Explainer: What is direct air capture and how can it fight climate change?
Direct air capture technology uses chemical reactions to remove carbon dioxide from the air. Image: REUTERS/Nathan Frandino
Reuters
- The US government is offering $3.5 billion in grants to companies that capture carbon dioxide using a process known as direct air capture (DAC).
- DAC technology uses chemical reactions to remove carbon dioxide from the air, allowing it to then be stored in underground caverns or used in applications such as making concrete.
- The main selling point of DAC compared with carbon capture technology used at industrial sites is that it can pull historical emissions out of the sky.
- But some groups are concerned that DAC gives fossil fuel companies cover to keep up production, especially in minority and low-income areas near heavy emitting facilities.
As the need for climate action intensifies, governments and industries are exploring how to remove carbon dioxide (CO2) from the atmosphere.
The U.S. government has offered $3.5 billion in grants to companies that will capture and permanently store the gas using a process known as Direct Air Capture (DAC).
Here's how the cutting-edge technology works, along with it potential and limitations.
How does it work?
DAC technology uses chemical reactions to remove carbon dioxide from the air, which can then be stored in underground caverns or used in products or applications such as making concrete or aviation fuel.
The world's largest operating DAC plant, Climeworks' Orca plant in Iceland, can remove 4,000 tonnes of CO2 a year, which is then stored deep underground.
The U.S. programme is seeking to fund large-scale plants capable of removing a million tonnes a year.
What about trees?
Natural methods of carbon removal such as planting trees and forest management are expected to play a huge role in helping combat climate change. Doing so is relatively inexpensive, at less than $50 per ton, according to the World Resources Institute, compared to technology such as DAC, which currently costs in the high triple digits per ton.
Many scientists, however, believe technical solutions will be needed, partly due to the amount of land that would have to be taken up if all the required removals were made through using trees.
Are there other types of carbon removals?
Other techniques include bioenergy with carbon capture and storage (BECCS). Through this method, electricity is produced by burning biomass like wood pellets and capturing and storing the emissions generated during the process.
Biochar is a form of charcoal produced when organic matter such as leaves, wood or straw is heated at high temperatures without oxygen, leaving a carbon rich substance that can be used as fertilizer, thereby storing the carbon in soil.
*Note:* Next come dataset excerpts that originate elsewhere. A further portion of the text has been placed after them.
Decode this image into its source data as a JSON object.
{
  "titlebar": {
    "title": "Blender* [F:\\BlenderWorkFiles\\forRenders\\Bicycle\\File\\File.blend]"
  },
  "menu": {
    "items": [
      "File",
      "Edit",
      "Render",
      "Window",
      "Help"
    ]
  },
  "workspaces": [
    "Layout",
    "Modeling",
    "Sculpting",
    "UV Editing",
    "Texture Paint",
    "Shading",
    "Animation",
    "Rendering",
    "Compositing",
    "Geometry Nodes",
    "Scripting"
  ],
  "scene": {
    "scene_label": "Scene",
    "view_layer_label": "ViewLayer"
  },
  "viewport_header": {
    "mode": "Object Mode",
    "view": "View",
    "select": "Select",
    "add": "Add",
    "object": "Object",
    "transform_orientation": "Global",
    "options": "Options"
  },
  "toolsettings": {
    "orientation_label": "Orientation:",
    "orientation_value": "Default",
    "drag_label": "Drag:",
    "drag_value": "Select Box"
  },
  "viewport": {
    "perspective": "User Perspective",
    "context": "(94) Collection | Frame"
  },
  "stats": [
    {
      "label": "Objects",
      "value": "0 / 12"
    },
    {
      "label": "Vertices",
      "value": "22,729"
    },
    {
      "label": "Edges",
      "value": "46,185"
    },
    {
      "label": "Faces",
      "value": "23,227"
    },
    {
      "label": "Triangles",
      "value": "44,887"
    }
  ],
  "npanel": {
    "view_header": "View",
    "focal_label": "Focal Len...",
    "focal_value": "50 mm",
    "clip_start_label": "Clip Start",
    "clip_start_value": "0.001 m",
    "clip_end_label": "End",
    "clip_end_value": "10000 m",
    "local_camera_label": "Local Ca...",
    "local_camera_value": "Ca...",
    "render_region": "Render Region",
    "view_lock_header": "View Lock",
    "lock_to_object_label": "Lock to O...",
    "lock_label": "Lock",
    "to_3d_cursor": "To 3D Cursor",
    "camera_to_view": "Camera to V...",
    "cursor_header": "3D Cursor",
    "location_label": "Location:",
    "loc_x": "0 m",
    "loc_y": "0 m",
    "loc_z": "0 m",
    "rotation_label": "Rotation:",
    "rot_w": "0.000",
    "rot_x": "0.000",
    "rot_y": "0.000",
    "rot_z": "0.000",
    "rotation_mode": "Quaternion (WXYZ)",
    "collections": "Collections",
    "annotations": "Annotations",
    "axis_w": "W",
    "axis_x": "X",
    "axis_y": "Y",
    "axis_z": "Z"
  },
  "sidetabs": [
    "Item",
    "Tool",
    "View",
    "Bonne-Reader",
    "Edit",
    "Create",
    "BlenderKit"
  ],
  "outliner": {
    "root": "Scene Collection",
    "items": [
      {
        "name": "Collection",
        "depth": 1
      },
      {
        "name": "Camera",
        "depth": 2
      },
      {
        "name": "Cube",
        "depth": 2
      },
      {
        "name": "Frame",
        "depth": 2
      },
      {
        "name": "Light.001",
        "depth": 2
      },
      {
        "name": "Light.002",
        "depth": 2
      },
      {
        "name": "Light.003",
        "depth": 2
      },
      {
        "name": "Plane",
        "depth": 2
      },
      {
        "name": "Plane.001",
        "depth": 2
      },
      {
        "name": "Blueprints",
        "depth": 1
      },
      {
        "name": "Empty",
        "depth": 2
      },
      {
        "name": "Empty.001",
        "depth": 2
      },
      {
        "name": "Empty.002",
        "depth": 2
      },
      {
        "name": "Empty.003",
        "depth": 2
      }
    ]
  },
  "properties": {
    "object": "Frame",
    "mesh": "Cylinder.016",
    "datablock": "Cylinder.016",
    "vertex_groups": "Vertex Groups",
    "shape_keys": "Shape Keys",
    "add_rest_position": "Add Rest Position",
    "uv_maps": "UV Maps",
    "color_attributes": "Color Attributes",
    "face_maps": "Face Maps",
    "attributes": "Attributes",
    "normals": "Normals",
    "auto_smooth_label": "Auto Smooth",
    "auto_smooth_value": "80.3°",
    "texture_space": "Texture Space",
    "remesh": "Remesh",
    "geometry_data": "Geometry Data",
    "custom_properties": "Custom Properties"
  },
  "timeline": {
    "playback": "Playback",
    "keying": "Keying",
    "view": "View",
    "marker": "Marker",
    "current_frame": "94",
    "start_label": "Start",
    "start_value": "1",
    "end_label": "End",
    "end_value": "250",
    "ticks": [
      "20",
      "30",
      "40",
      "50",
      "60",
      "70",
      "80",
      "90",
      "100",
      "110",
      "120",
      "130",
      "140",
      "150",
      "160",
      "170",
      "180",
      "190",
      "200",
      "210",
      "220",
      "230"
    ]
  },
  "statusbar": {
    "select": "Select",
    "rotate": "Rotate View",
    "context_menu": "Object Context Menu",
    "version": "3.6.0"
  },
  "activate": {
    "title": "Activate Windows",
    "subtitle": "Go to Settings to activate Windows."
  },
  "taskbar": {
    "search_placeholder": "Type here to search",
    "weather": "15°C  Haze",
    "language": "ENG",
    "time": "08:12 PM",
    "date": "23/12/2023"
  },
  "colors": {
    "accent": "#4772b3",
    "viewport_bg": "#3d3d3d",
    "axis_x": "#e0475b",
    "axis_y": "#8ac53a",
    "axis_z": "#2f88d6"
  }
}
Techniques are also being developed to remove CO2 from seawater.
What about CCS?
Carbon capture and storage (CCS) technology is traditionally deployed at industrial smokestacks such as fossil fuel power plants, filtering out the CO2 and storing it before it reaches the atmosphere.
Unless the CCS technology is capturing more CO2 than the industrial process is emitting at the site it would not usually be deemed a removal.
The main selling point of removals compared to CCS is that it can pull historical emissions out of the sky and store them in soils, rocks, trees, oceans, and products, moving beyond emissions reductions to permanent removal.
What's the World Economic Forum doing about the transition to clean energy?
What do green groups think?
While most environmental activists acknowledge some carbon removals will be needed for global climate targets to be met, they are concerned companies could use carbon removal development as an excuse not to reduce their emissions by as much as possible in the first place.
Many green groups also question the use of biomass for electricity and are sceptical over technological solutions such as DAC.
Some groups are focused on the environmental justice implications of DAC, concerned that the technology gives fossil fuel companies cover to keep up production, especially in minority and low-income areas near heavy emitting facilities.